PxPixel
Barbs Traded in E-Ratings Battle - Radio World

Barbs Traded in E-Ratings Battle

Barbs Traded in E-Ratings Battle
Author:
Publish date:

The Media Audit/Ipsos and Arbitron, competing for the industry's business in electronic radio ratings, exchanged another round of press releases Friday.
According to Media Audit, "A recent radio study shows 35% to 40% of participants in the study are more likely to routinely carry a cell phone than a pager device to measure radio audiences." The company's Bob Jordan stated, "This may explain why a pager-like device is showing overall radio listening lower than previous surveys. While edit rules can help boost listening, the reality is that if people aren't carrying the monitoring device, radio listening isn't being recorded."
The Media Audit conclusion was based on the survey question, "Now let's suppose that you did agree to participate in the study and you have just left home when you discover that you have forgotten to bring the monitor with you. If the monitor was your (cell phone/pager) and you were a few minutes from home, would you go back home to get it?"
Jordan says the study shows nearly 85% of 18-34-year-old adults would likely go back and pick up their cell phone monitor among a demographic group that is traditionally less likely to participate in surveys.

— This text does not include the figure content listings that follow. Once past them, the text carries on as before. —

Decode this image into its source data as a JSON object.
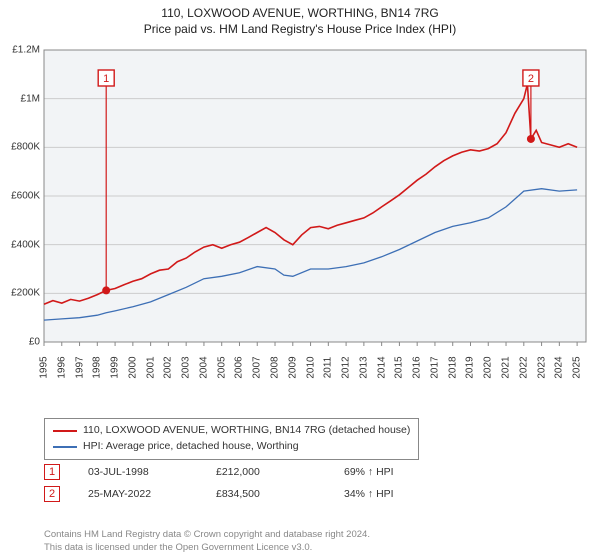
{
  "title": "110, LOXWOOD AVENUE, WORTHING, BN14 7RG",
  "subtitle": "Price paid vs. HM Land Registry's House Price Index (HPI)",
  "chart": {
    "type": "line",
    "xlim": [
      1995,
      2025.5
    ],
    "ylim": [
      0,
      1200000
    ],
    "ytick_step": 200000,
    "yticks": [
      0,
      200000,
      400000,
      600000,
      800000,
      1000000,
      1200000
    ],
    "ytick_labels": [
      "£0",
      "£200K",
      "£400K",
      "£600K",
      "£800K",
      "£1M",
      "£1.2M"
    ],
    "xticks": [
      1995,
      1996,
      1997,
      1998,
      1999,
      2000,
      2001,
      2002,
      2003,
      2004,
      2005,
      2006,
      2007,
      2008,
      2009,
      2010,
      2011,
      2012,
      2013,
      2014,
      2015,
      2016,
      2017,
      2018,
      2019,
      2020,
      2021,
      2022,
      2023,
      2024,
      2025
    ],
    "background_color": "#f2f4f6",
    "grid_color": "#cccccc",
    "series": [
      {
        "name": "110, LOXWOOD AVENUE, WORTHING, BN14 7RG (detached house)",
        "color": "#d11919",
        "line_width": 1.6,
        "data": [
          [
            1995.0,
            155000
          ],
          [
            1995.5,
            170000
          ],
          [
            1996.0,
            160000
          ],
          [
            1996.5,
            175000
          ],
          [
            1997.0,
            168000
          ],
          [
            1997.5,
            180000
          ],
          [
            1998.0,
            195000
          ],
          [
            1998.5,
            212000
          ],
          [
            1999.0,
            220000
          ],
          [
            1999.5,
            235000
          ],
          [
            2000.0,
            250000
          ],
          [
            2000.5,
            260000
          ],
          [
            2001.0,
            280000
          ],
          [
            2001.5,
            295000
          ],
          [
            2002.0,
            300000
          ],
          [
            2002.5,
            330000
          ],
          [
            2003.0,
            345000
          ],
          [
            2003.5,
            370000
          ],
          [
            2004.0,
            390000
          ],
          [
            2004.5,
            400000
          ],
          [
            2005.0,
            385000
          ],
          [
            2005.5,
            400000
          ],
          [
            2006.0,
            410000
          ],
          [
            2006.5,
            430000
          ],
          [
            2007.0,
            450000
          ],
          [
            2007.5,
            470000
          ],
          [
            2008.0,
            450000
          ],
          [
            2008.5,
            420000
          ],
          [
            2009.0,
            400000
          ],
          [
            2009.5,
            440000
          ],
          [
            2010.0,
            470000
          ],
          [
            2010.5,
            475000
          ],
          [
            2011.0,
            465000
          ],
          [
            2011.5,
            480000
          ],
          [
            2012.0,
            490000
          ],
          [
            2012.5,
            500000
          ],
          [
            2013.0,
            510000
          ],
          [
            2013.5,
            530000
          ],
          [
            2014.0,
            555000
          ],
          [
            2014.5,
            580000
          ],
          [
            2015.0,
            605000
          ],
          [
            2015.5,
            635000
          ],
          [
            2016.0,
            665000
          ],
          [
            2016.5,
            690000
          ],
          [
            2017.0,
            720000
          ],
          [
            2017.5,
            745000
          ],
          [
            2018.0,
            765000
          ],
          [
            2018.5,
            780000
          ],
          [
            2019.0,
            790000
          ],
          [
            2019.5,
            785000
          ],
          [
            2020.0,
            795000
          ],
          [
            2020.5,
            815000
          ],
          [
            2021.0,
            860000
          ],
          [
            2021.5,
            940000
          ],
          [
            2022.0,
            1000000
          ],
          [
            2022.2,
            1060000
          ],
          [
            2022.4,
            834500
          ],
          [
            2022.7,
            870000
          ],
          [
            2023.0,
            820000
          ],
          [
            2023.5,
            810000
          ],
          [
            2024.0,
            800000
          ],
          [
            2024.5,
            815000
          ],
          [
            2025.0,
            800000
          ]
        ]
      },
      {
        "name": "HPI: Average price, detached house, Worthing",
        "color": "#3d6fb5",
        "line_width": 1.3,
        "data": [
          [
            1995.0,
            90000
          ],
          [
            1996.0,
            95000
          ],
          [
            1997.0,
            100000
          ],
          [
            1998.0,
            110000
          ],
          [
            1998.5,
            120000
          ],
          [
            1999.0,
            128000
          ],
          [
            2000.0,
            145000
          ],
          [
            2001.0,
            165000
          ],
          [
            2002.0,
            195000
          ],
          [
            2003.0,
            225000
          ],
          [
            2004.0,
            260000
          ],
          [
            2005.0,
            270000
          ],
          [
            2006.0,
            285000
          ],
          [
            2007.0,
            310000
          ],
          [
            2008.0,
            300000
          ],
          [
            2008.5,
            275000
          ],
          [
            2009.0,
            270000
          ],
          [
            2010.0,
            300000
          ],
          [
            2011.0,
            300000
          ],
          [
            2012.0,
            310000
          ],
          [
            2013.0,
            325000
          ],
          [
            2014.0,
            350000
          ],
          [
            2015.0,
            380000
          ],
          [
            2016.0,
            415000
          ],
          [
            2017.0,
            450000
          ],
          [
            2018.0,
            475000
          ],
          [
            2019.0,
            490000
          ],
          [
            2020.0,
            510000
          ],
          [
            2021.0,
            555000
          ],
          [
            2022.0,
            620000
          ],
          [
            2023.0,
            630000
          ],
          [
            2024.0,
            620000
          ],
          [
            2025.0,
            625000
          ]
        ]
      }
    ],
    "markers": [
      {
        "n": 1,
        "label": "1",
        "x": 1998.5,
        "y": 212000
      },
      {
        "n": 2,
        "label": "2",
        "x": 2022.4,
        "y": 834500
      }
    ]
  },
  "legend": {
    "items": [
      {
        "label": "110, LOXWOOD AVENUE, WORTHING, BN14 7RG (detached house)",
        "color": "#d11919"
      },
      {
        "label": "HPI: Average price, detached house, Worthing",
        "color": "#3d6fb5"
      }
    ]
  },
  "sales": [
    {
      "marker": "1",
      "date": "03-JUL-1998",
      "price": "£212,000",
      "hpi": "69% ↑ HPI"
    },
    {
      "marker": "2",
      "date": "25-MAY-2022",
      "price": "£834,500",
      "hpi": "34% ↑ HPI"
    }
  ],
  "footer": {
    "line1": "Contains HM Land Registry data © Crown copyright and database right 2024.",
    "line2": "This data is licensed under the Open Government Licence v3.0."
  }
}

By comparison, he said, less than two-thirds said that they would go back home to pick up their pager-like device if they forgot it.
Aribron's Thom Mocarsky fired back, as he did the day before in reply to a Media Audit release.
"Okay...one more time. People carry the Arbitron PPM 14 to 15 hours a day. Even Men 18-to-34 years old," he wrote. He summarized Arbitron statistics in Houston to back the assertion and stated, "These real compliance results are not indicative of many meters being 'left behind.'"
He said the Media Audit survey asks what people hypothetically might do and said its proposed system "has no way of tracking when and for how long people will carry their cell phones." The PPM has a motion sensor for that purpose.
An earlier study, Mocarsky says, shows that cell users will require a lot of retraining if the cell phone is to be used as a media measurement device.